1. Letting go is not losing control.
Say this to yourself as often as possible, like a mantra.
Letting go doesn't mean you're losing control. You can still maintain control over the day-to-day operations of your business while delegating certain tasks to your trusted staff.
So much of my book, All In, is dedicated to this topic--because it's such an important part of becoming a successful entrepreneur. The key is to know when someone is ready to be delegated to. It's a careful balance of taking the time to train people up, and putting them in a position to succeed, while also being willing to take the training wheels off and giving them the freedom to learn and fail on their own. To tell you the truth, being an effective business leader is a lot like being a father.
The reason this is so important is because your individual responsibilities as a founder should always be focused on things that can't be delegated: strong leadership, networking, big picture growth, etc.
So, put down the purchasing orders and start focusing on the things you can't train someone else to do. Your business will thank you.
2. Make the time to empower the people you want to pass responsibilities to.
Part of successfully delegating within your business is taking time out of your day to ensure the people you're delegating to are prepared.
You have to sit down and really think about how to divvy things up. See who is working on what and where their strengths lie. You can't give tasks to just anyone--delegating tasks to the wrong people is an exercise in futility.

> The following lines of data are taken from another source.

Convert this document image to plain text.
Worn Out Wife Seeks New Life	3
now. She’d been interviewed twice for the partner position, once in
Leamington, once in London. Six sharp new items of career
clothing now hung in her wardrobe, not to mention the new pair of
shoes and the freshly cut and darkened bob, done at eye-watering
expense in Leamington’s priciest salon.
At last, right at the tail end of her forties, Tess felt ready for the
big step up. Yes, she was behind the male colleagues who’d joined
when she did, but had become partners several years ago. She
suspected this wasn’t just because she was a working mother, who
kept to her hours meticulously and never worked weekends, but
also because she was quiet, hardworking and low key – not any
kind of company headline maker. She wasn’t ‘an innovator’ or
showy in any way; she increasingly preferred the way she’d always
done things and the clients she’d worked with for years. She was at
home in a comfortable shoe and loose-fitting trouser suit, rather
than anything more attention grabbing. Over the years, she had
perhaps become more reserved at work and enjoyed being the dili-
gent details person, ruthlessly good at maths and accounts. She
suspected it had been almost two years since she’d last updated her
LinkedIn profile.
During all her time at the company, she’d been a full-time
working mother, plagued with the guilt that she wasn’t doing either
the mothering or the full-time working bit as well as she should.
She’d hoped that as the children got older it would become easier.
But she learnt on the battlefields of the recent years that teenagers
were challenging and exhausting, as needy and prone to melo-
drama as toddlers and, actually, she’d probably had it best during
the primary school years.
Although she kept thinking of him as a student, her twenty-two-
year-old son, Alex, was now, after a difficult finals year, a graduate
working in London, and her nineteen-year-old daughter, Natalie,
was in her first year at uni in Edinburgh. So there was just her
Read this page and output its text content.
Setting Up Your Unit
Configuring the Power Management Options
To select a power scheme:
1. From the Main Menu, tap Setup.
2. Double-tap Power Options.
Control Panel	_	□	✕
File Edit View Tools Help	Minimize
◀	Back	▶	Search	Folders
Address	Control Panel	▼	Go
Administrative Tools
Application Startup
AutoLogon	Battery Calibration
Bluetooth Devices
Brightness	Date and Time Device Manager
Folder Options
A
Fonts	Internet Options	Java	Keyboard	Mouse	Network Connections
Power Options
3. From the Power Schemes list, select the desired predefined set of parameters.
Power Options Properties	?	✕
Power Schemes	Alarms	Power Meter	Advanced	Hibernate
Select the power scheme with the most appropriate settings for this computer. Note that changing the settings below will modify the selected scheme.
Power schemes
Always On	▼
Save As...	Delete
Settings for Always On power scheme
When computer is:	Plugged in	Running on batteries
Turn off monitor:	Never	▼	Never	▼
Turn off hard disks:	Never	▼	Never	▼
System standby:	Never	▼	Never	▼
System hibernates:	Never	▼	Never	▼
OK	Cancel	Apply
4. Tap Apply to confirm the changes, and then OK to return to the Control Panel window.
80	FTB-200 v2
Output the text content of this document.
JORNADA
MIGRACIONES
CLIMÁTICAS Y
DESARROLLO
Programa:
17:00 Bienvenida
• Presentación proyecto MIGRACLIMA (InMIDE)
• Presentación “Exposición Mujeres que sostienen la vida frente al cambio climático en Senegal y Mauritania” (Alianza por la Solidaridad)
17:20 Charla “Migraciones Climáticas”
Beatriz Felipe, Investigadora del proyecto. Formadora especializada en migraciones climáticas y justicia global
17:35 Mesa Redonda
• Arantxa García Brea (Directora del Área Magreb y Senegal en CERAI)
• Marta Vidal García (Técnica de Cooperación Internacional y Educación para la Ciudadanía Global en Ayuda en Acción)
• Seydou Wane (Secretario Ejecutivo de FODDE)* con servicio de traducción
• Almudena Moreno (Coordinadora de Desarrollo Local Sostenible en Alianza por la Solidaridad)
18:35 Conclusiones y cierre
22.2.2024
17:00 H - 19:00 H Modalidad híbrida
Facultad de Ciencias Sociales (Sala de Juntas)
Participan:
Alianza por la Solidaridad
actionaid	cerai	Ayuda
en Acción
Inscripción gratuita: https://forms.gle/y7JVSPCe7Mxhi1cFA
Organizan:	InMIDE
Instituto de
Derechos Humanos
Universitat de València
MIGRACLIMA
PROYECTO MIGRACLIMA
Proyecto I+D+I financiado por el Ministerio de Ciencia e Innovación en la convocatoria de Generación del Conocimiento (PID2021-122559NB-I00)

Then, make the time to talk with each employee about their expected tasks--especially if you're giving them new responsibilities. People can't read your mind. You have to make your needs clear. And even after you've set those expectations, make the time to follow up, check in, provide feedback and ensure they are continuing to move in a productive direction.
Part of delegating is training. But the other part is maintaining. Remember, people grow stagnant without someone helping move them along.
3. Don't "delegate yourself out of a job."
That being said, I see a lot of people delegate themselves out of a job. Remember, the goal of delegation isn't for you to kick your feet up on your office desk and lounge around all day with nothing to do. The goal is to give yourself the time and space to focus on things that will move the entire ship forward.
This is a constant challenge for people at the management level. Managers have a tendency to "delegate themselves out of a job," because they don't take the time to truly understand the tasks and responsibilities they're actually overseeing. As a result, when things go wrong, they pass blame. And when things go right, they look like the hero--when really, they just got lucky.
Whether you're a middle manager, or the CEO of the company, the goal of delegation should never be to give yourself less responsibility. The goal is to make sure the responsibilities you do have are properly aligned with where your time is best spent.